News and other Busyness
Roisin McAliskey Still Held
Pregnant Irish prisoner held without charge faces extradition
Squall 15, Summer 1997, pg. 5.
An Irish woman imprisoned since last November without charge was facing extradition to Germany as Squall went to press in May.
Despite no evidence being presented in court against her Roisin McAliskey, 25 and heavily pregnant, was denied bail and held on remand as a top-security, category A, prisoner following her arrest in November last year.
Her high-security status meant she was strip-searched twice a day and locked in a permanently lit cell for 23 hours a day, with no rights of association.
Her strip-searches did not end until April, when she was seven months pregnant, after a court reduced her status to medium category A risk.

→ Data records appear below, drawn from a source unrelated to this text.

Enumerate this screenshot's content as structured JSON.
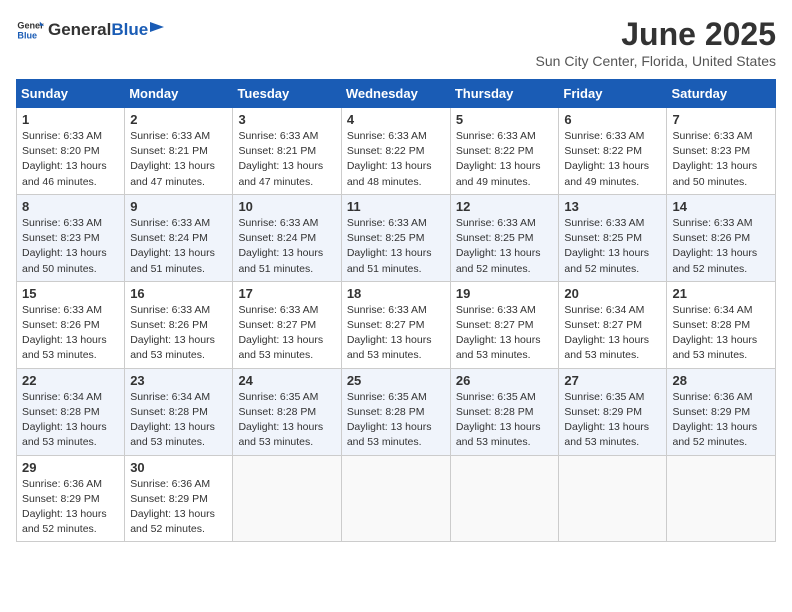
{
  "logo": {
    "general": "General",
    "blue": "Blue"
  },
  "title": "June 2025",
  "location": "Sun City Center, Florida, United States",
  "days": [
    "Sunday",
    "Monday",
    "Tuesday",
    "Wednesday",
    "Thursday",
    "Friday",
    "Saturday"
  ],
  "weeks": [
    [
      {
        "day": "1",
        "sunrise": "6:33 AM",
        "sunset": "8:20 PM",
        "daylight": "13 hours and 46 minutes."
      },
      {
        "day": "2",
        "sunrise": "6:33 AM",
        "sunset": "8:21 PM",
        "daylight": "13 hours and 47 minutes."
      },
      {
        "day": "3",
        "sunrise": "6:33 AM",
        "sunset": "8:21 PM",
        "daylight": "13 hours and 47 minutes."
      },
      {
        "day": "4",
        "sunrise": "6:33 AM",
        "sunset": "8:22 PM",
        "daylight": "13 hours and 48 minutes."
      },
      {
        "day": "5",
        "sunrise": "6:33 AM",
        "sunset": "8:22 PM",
        "daylight": "13 hours and 49 minutes."
      },
      {
        "day": "6",
        "sunrise": "6:33 AM",
        "sunset": "8:22 PM",
        "daylight": "13 hours and 49 minutes."
      },
      {
        "day": "7",
        "sunrise": "6:33 AM",
        "sunset": "8:23 PM",
        "daylight": "13 hours and 50 minutes."
      }
    ],
    [
      {
        "day": "8",
        "sunrise": "6:33 AM",
        "sunset": "8:23 PM",
        "daylight": "13 hours and 50 minutes."
      },
      {
        "day": "9",
        "sunrise": "6:33 AM",
        "sunset": "8:24 PM",
        "daylight": "13 hours and 51 minutes."
      },
      {
        "day": "10",
        "sunrise": "6:33 AM",
        "sunset": "8:24 PM",
        "daylight": "13 hours and 51 minutes."
      },
      {
        "day": "11",
        "sunrise": "6:33 AM",
        "sunset": "8:25 PM",
        "daylight": "13 hours and 51 minutes."
      },
      {
        "day": "12",
        "sunrise": "6:33 AM",
        "sunset": "8:25 PM",
        "daylight": "13 hours and 52 minutes."
      },
      {
        "day": "13",
        "sunrise": "6:33 AM",
        "sunset": "8:25 PM",
        "daylight": "13 hours and 52 minutes."
      },
      {
        "day": "14",
        "sunrise": "6:33 AM",
        "sunset": "8:26 PM",
        "daylight": "13 hours and 52 minutes."
      }
    ],
    [
      {
        "day": "15",
        "sunrise": "6:33 AM",
        "sunset": "8:26 PM",
        "daylight": "13 hours and 53 minutes."
      },
      {
        "day": "16",
        "sunrise": "6:33 AM",
        "sunset": "8:26 PM",
        "daylight": "13 hours and 53 minutes."
      },
      {
        "day": "17",
        "sunrise": "6:33 AM",
        "sunset": "8:27 PM",
        "daylight": "13 hours and 53 minutes."
      },
      {
        "day": "18",
        "sunrise": "6:33 AM",
        "sunset": "8:27 PM",
        "daylight": "13 hours and 53 minutes."
      },
      {
        "day": "19",
        "sunrise": "6:33 AM",
        "sunset": "8:27 PM",
        "daylight": "13 hours and 53 minutes."
      },
      {
        "day": "20",
        "sunrise": "6:34 AM",
        "sunset": "8:27 PM",
        "daylight": "13 hours and 53 minutes."
      },
      {
        "day": "21",
        "sunrise": "6:34 AM",
        "sunset": "8:28 PM",
        "daylight": "13 hours and 53 minutes."
      }
    ],
    [
      {
        "day": "22",
        "sunrise": "6:34 AM",
        "sunset": "8:28 PM",
        "daylight": "13 hours and 53 minutes."
      },
      {
        "day": "23",
        "sunrise": "6:34 AM",
        "sunset": "8:28 PM",
        "daylight": "13 hours and 53 minutes."
      },
      {
        "day": "24",
        "sunrise": "6:35 AM",
        "sunset": "8:28 PM",
        "daylight": "13 hours and 53 minutes."
      },
      {
        "day": "25",
        "sunrise": "6:35 AM",
        "sunset": "8:28 PM",
        "daylight": "13 hours and 53 minutes."
      },
      {
        "day": "26",
        "sunrise": "6:35 AM",
        "sunset": "8:28 PM",
        "daylight": "13 hours and 53 minutes."
      },
      {
        "day": "27",
        "sunrise": "6:35 AM",
        "sunset": "8:29 PM",
        "daylight": "13 hours and 53 minutes."
      },
      {
        "day": "28",
        "sunrise": "6:36 AM",
        "sunset": "8:29 PM",
        "daylight": "13 hours and 52 minutes."
      }
    ],
    [
      {
        "day": "29",
        "sunrise": "6:36 AM",
        "sunset": "8:29 PM",
        "daylight": "13 hours and 52 minutes."
      },
      {
        "day": "30",
        "sunrise": "6:36 AM",
        "sunset": "8:29 PM",
        "daylight": "13 hours and 52 minutes."
      },
      null,
      null,
      null,
      null,
      null
    ]
  ],
  "labels": {
    "sunrise": "Sunrise:",
    "sunset": "Sunset:",
    "daylight": "Daylight: "
  }
}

McAliskey was arrested in connection with an IRA bomb which exploded in a British Army barracks in Osnabruck last year. Her fingerprints were found on a cigarette packet found "in association” with accommodation suspected of being used by the IRA in Germany. According to her solicitor, Gareth Pierce of Birnbergs, such evidence would not be sufficient to bring a charge.
According to Fuscailt, the Irish Prisoners Campaign, her doctors believe her baby will be born a month prematurely because of her treatment.
Although the German Government is attempting to extradite her at the invitation of the British Government, it is believed the German authorities are opposing bail.
On May 6th McAliskey was due to appear at Bow Street Magistrates’ Court in London where a further application for bail as well as an extradition hearing would be heard. She was too ill to attend and the hearing will now take place after she has given birth.
According to Fuscailt, the case against her has been crumbling. A German current affairs TV programme about the case interviewed the main witness - the owner of a Holiday Inn where the bombers are supposed to have stayed - who said he didn’t recognise McAliskey.